Part of: Zankel Sampler I

Thomas Adès is also performing March 20.

Kirill Gerstein is also performing March 20.

Performers

Thomas Adès, Piano
Kirill Gerstein, Piano

Program

DEBUSSY En blanc et noir
STRAVINSKY Symphony of Psalms (transcr. Shostakovich)
LUTOSŁAWSKI Variations on a Theme by Paganini
DEBUSSY Lindaraja
THOMAS ADÈS Concert Paraphrase on Powder Her Face for Two Pianos (NY Premiere)
RAVEL La valse for Two Pianos

Pre-Concert Talk

Pre-concert talk at 6:30 PM: Kirill Gerstein in conversation with Jeremy Geffen, Senior Director and Artistic Adviser, Carnegie Hall.

At a Glance

The genre of the piano duet arose in Mozart’s day and came to maturity in the 19th century, with the flourishing culture of amateur music making and “house music” intended for domestic use. The term encompasses both works for two pianos and those designed for two players seated side by side at a single keyboard. The latter are conventionally designated “piano four hands,” as if they were meant to be played by a single, polydactyl performer. Much of the extensive piano duo literature predates the era of sound recordings and consists of more or less straightforward arrangements, or “reductions,” of operas and orchestral works.
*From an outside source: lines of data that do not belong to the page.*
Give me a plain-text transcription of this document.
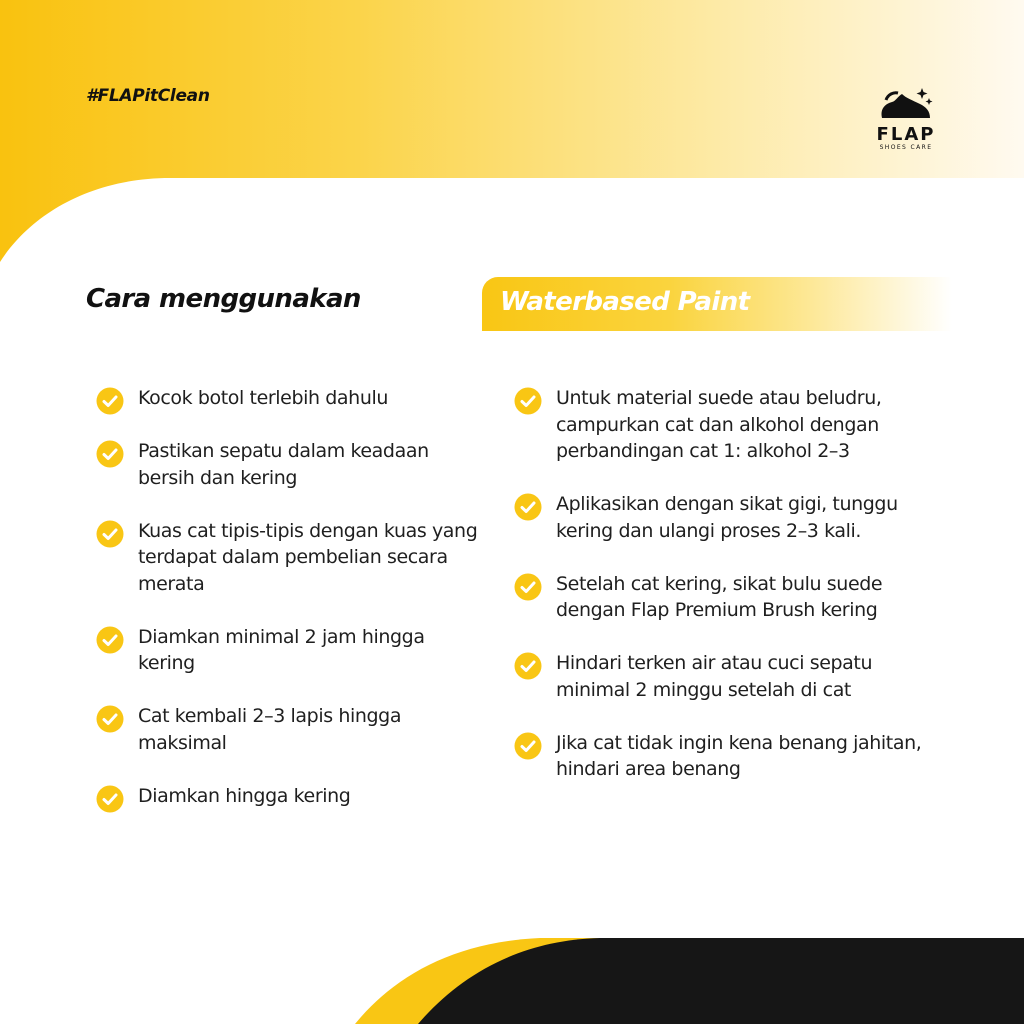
#FLAPitClean
FLAP
SHOES CARE
Cara menggunakan	Waterbased Paint
Kocok botol terlebih dahulu
Pastikan sepatu dalam keadaan bersih dan kering
Kuas cat tipis-tipis dengan kuas yang terdapat dalam pembelian secara merata
Diamkan minimal 2 jam hingga kering
Cat kembali 2–3 lapis hingga maksimal
Diamkan hingga kering
Untuk material suede atau beludru, campurkan cat dan alkohol dengan perbandingan cat 1: alkohol 2–3
Aplikasikan dengan sikat gigi, tunggu kering dan ulangi proses 2–3 kali.
Setelah cat kering, sikat bulu suede dengan Flap Premium Brush kering
Hindari terken air atau cuci sepatu minimal 2 minggu setelah di cat
Jika cat tidak ingin kena benang jahitan, hindari area benang
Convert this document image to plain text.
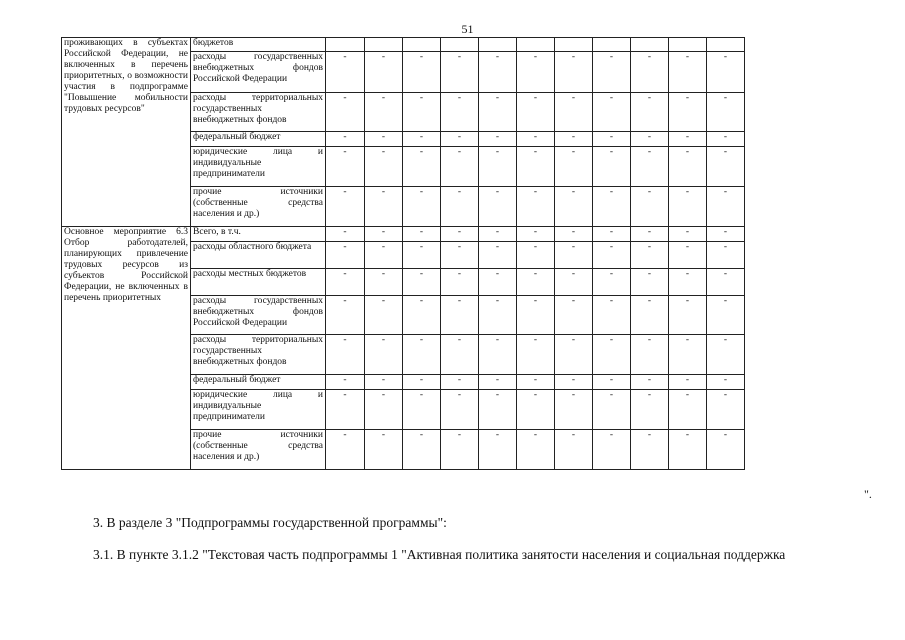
51
проживающих в субъектах Российской Федерации, не включенных в перечень приоритетных, о возможности участия в подпрограмме "Повышение мобильности трудовых ресурсов"	бюджетов											
	расходы государственных внебюджетных фондов Российской Федерации	-	-	-	-	-	-	-	-	-	-	-
	расходы территориальных государственных внебюджетных фондов	-	-	-	-	-	-	-	-	-	-	-
	федеральный бюджет	-	-	-	-	-	-	-	-	-	-	-
	юридические лица и индивидуальные предприниматели	-	-	-	-	-	-	-	-	-	-	-
	прочие источники (собственные средства населения и др.)	-	-	-	-	-	-	-	-	-	-	-
Основное мероприятие 6.3 Отбор работодателей, планирующих привлечение трудовых ресурсов из субъектов Российской Федерации, не включенных в перечень приоритетных	Всего, в т.ч.	-	-	-	-	-	-	-	-	-	-	-
	расходы областного бюджета	-	-	-	-	-	-	-	-	-	-	-
	расходы местных бюджетов	-	-	-	-	-	-	-	-	-	-	-
	расходы государственных внебюджетных фондов Российской Федерации	-	-	-	-	-	-	-	-	-	-	-
	расходы территориальных государственных внебюджетных фондов	-	-	-	-	-	-	-	-	-	-	-
	федеральный бюджет	-	-	-	-	-	-	-	-	-	-	-
	юридические лица и индивидуальные предприниматели	-	-	-	-	-	-	-	-	-	-	-
	прочие источники (собственные средства населения и др.)	-	-	-	-	-	-	-	-	-	-	-
".
3. В разделе 3 "Подпрограммы государственной программы":
3.1. В пункте 3.1.2 "Текстовая часть подпрограммы 1 "Активная политика занятости населения и социальная поддержка
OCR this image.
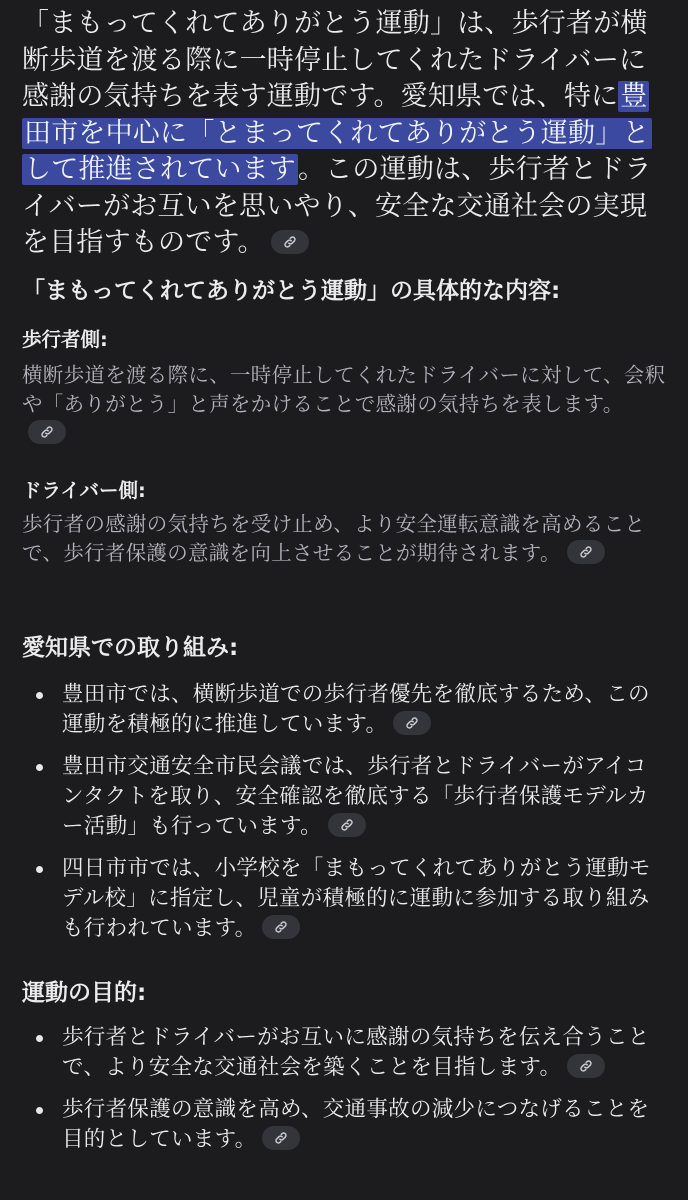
「まもってくれてありがとう運動」は、歩行者が横断歩道を渡る際に一時停止してくれたドライバーに感謝の気持ちを表す運動です。愛知県では、特に豊田市を中心に「とまってくれてありがとう運動」として推進されています。この運動は、歩行者とドライバーがお互いを思いやり、安全な交通社会の実現を目指すものです。
「まもってくれてありがとう運動」の具体的な内容:
歩行者側:
横断歩道を渡る際に、一時停止してくれたドライバーに対して、会釈や「ありがとう」と声をかけることで感謝の気持ちを表します。
ドライバー側:
歩行者の感謝の気持ちを受け止め、より安全運転意識を高めることで、歩行者保護の意識を向上させることが期待されます。
愛知県での取り組み:
豊田市では、横断歩道での歩行者優先を徹底するため、この運動を積極的に推進しています。
豊田市交通安全市民会議では、歩行者とドライバーがアイコンタクトを取り、安全確認を徹底する「歩行者保護モデルカー活動」も行っています。
四日市市では、小学校を「まもってくれてありがとう運動モデル校」に指定し、児童が積極的に運動に参加する取り組みも行われています。
運動の目的:
歩行者とドライバーがお互いに感謝の気持ちを伝え合うことで、より安全な交通社会を築くことを目指します。
歩行者保護の意識を高め、交通事故の減少につなげることを目的としています。
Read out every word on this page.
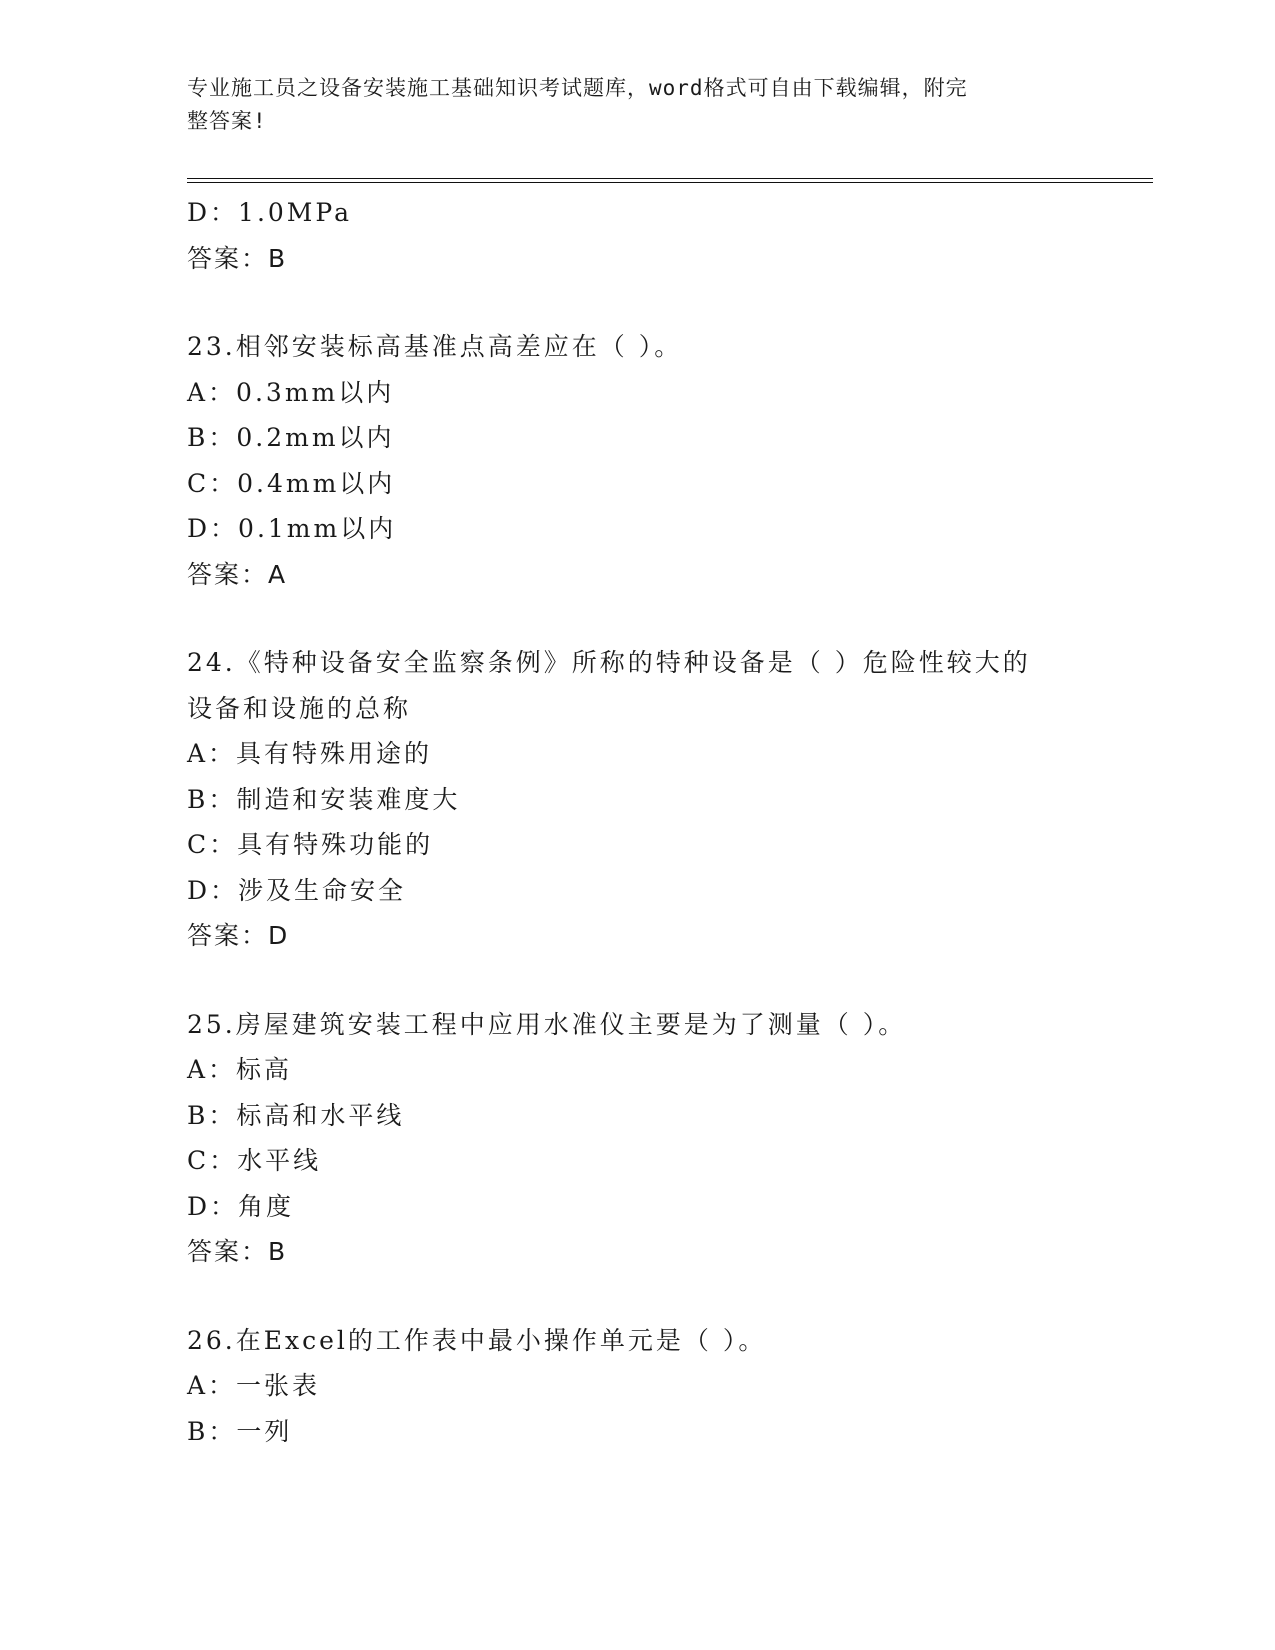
专业施工员之设备安装施工基础知识考试题库，word格式可自由下载编辑，附完
整答案!
D：1.0MPa
答案：B
23.相邻安装标高基准点高差应在（ ）。
A：0.3mm以内
B：0.2mm以内
C：0.4mm以内
D：0.1mm以内
答案：A
24.《特种设备安全监察条例》所称的特种设备是（ ）危险性较大的
设备和设施的总称
A：具有特殊用途的
B：制造和安装难度大
C：具有特殊功能的
D：涉及生命安全
答案：D
25.房屋建筑安装工程中应用水准仪主要是为了测量（ ）。
A：标高
B：标高和水平线
C：水平线
D：角度
答案：B
26.在Excel的工作表中最小操作单元是（ ）。
A：一张表
B：一列
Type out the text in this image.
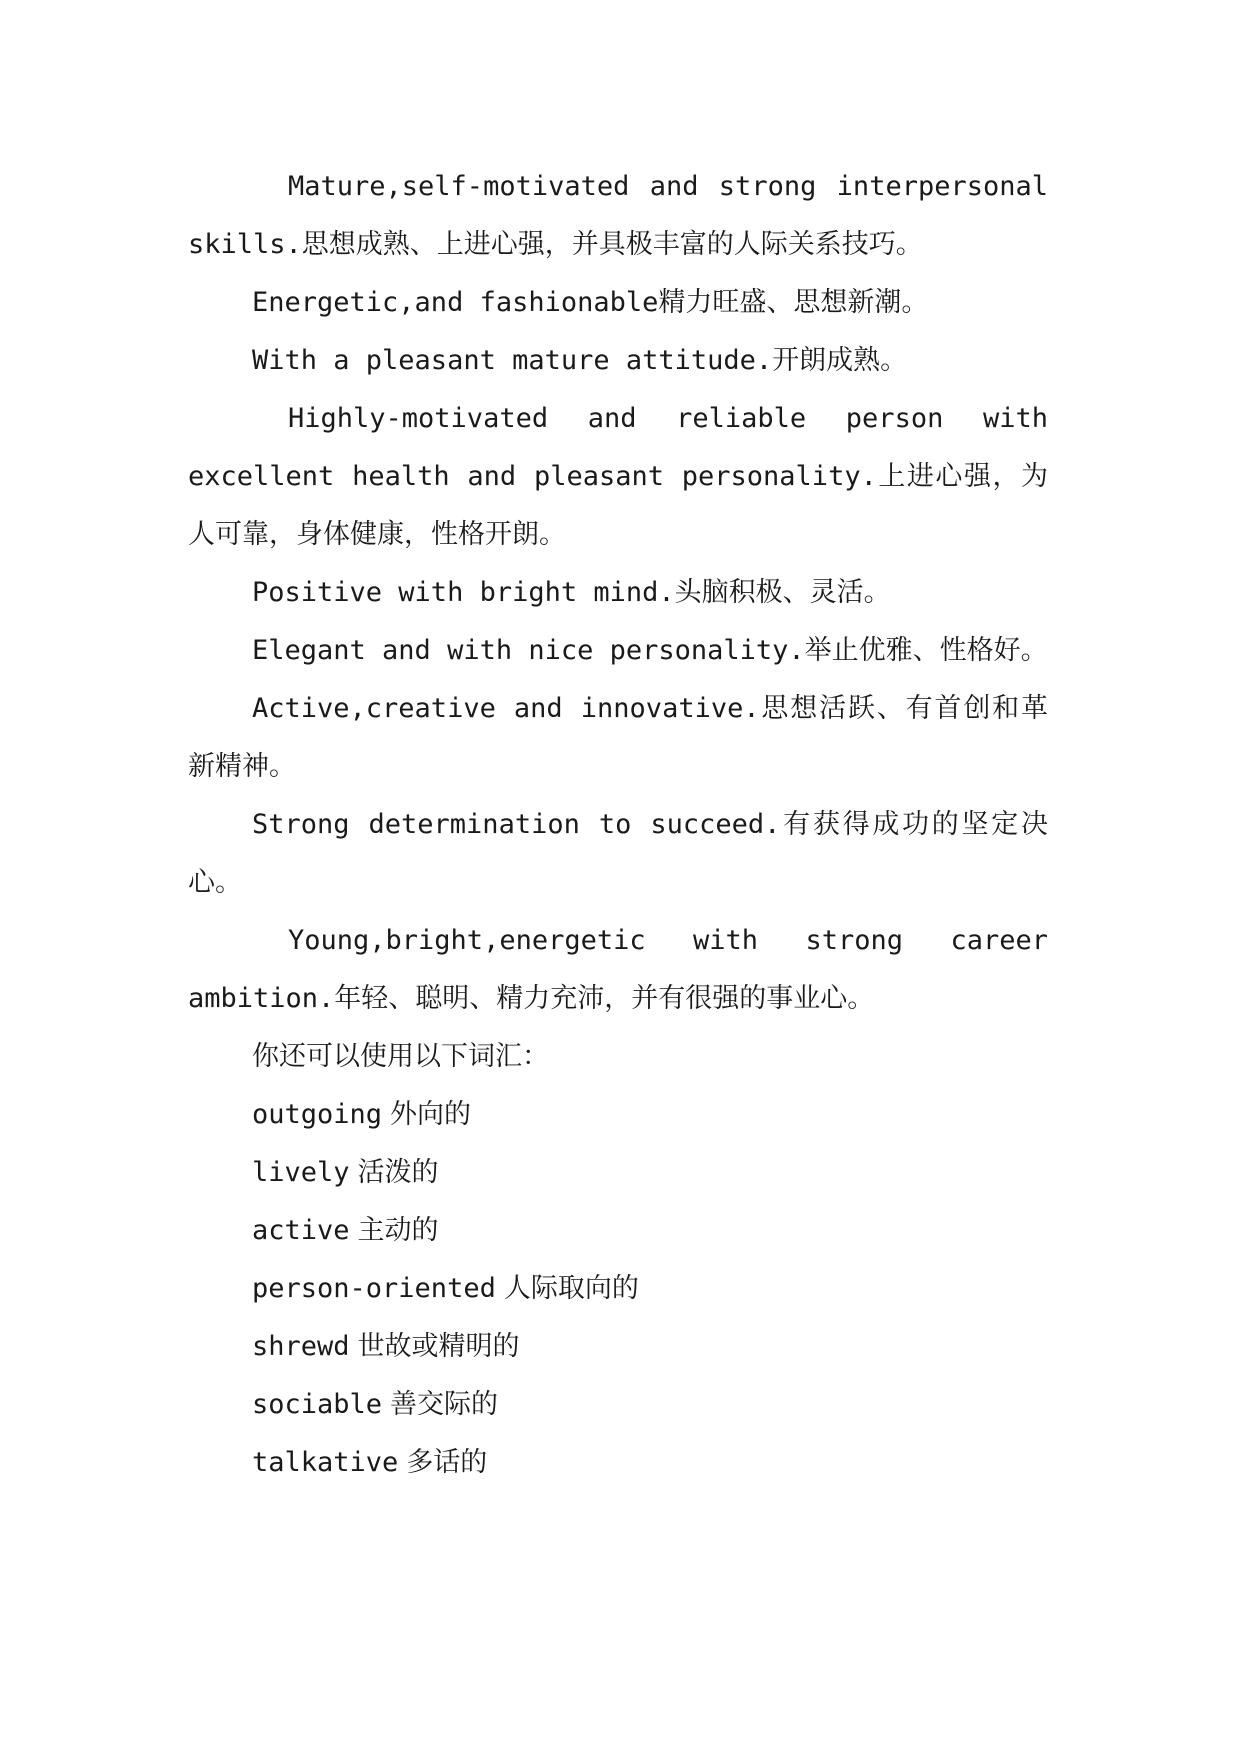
Mature,self-motivated and strong interpersonal skills.思想成熟、上进心强，并具极丰富的人际关系技巧。

Energetic,and fashionable精力旺盛、思想新潮。

With a pleasant mature attitude.开朗成熟。

Highly-motivated and reliable person with excellent health and pleasant personality.上进心强，为人可靠，身体健康，性格开朗。

Positive with bright mind.头脑积极、灵活。

Elegant and with nice personality.举止优雅、性格好。

Active,creative and innovative.思想活跃、有首创和革新精神。

Strong determination to succeed.有获得成功的坚定决心。

Young,bright,energetic with strong career ambition.年轻、聪明、精力充沛，并有很强的事业心。

你还可以使用以下词汇：

outgoing 外向的
lively 活泼的
active 主动的
person-oriented 人际取向的
shrewd 世故或精明的
sociable 善交际的
talkative 多话的
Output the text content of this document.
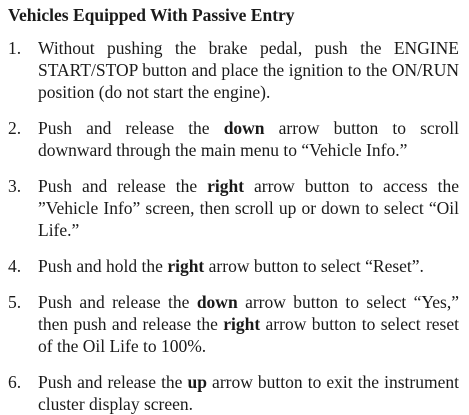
Vehicles Equipped With Passive Entry
1. Without pushing the brake pedal, push the ENGINE START/STOP button and place the ignition to the ON/RUN position (do not start the engine).
2. Push and release the down arrow button to scroll downward through the main menu to “Vehicle Info.”
3. Push and release the right arrow button to access the ”Vehicle Info” screen, then scroll up or down to select “Oil Life.”
4. Push and hold the right arrow button to select “Reset”.
5. Push and release the down arrow button to select “Yes,” then push and release the right arrow button to select reset of the Oil Life to 100%.
6. Push and release the up arrow button to exit the instrument cluster display screen.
Tonight’s wide-ranging program features a pair of characteristically colorful works that Debussy conceived for two pianos—the misleadingly titled En blanc et noir (In Black and White) and the sultry, Spanish-inspired Lindaraja—as well as the original keyboard incarnation of Ravel’s riotous orchestral extravaganza La valse. Like Ravel, Stravinsky habitually composed at the piano, and the often brittle brilliance of his Symphony of Psalms is faithfully captured in Shostakovich’s workmanlike transcription. Lutosławski took greater liberties in his freewheeling variations on Paganini’s celebrated Caprice No. 24 for solo violin, while Thomas Adès evokes the 19th-century tradition of the concert paraphrase in four would-be scenes from his chamber opera Powder Her Face.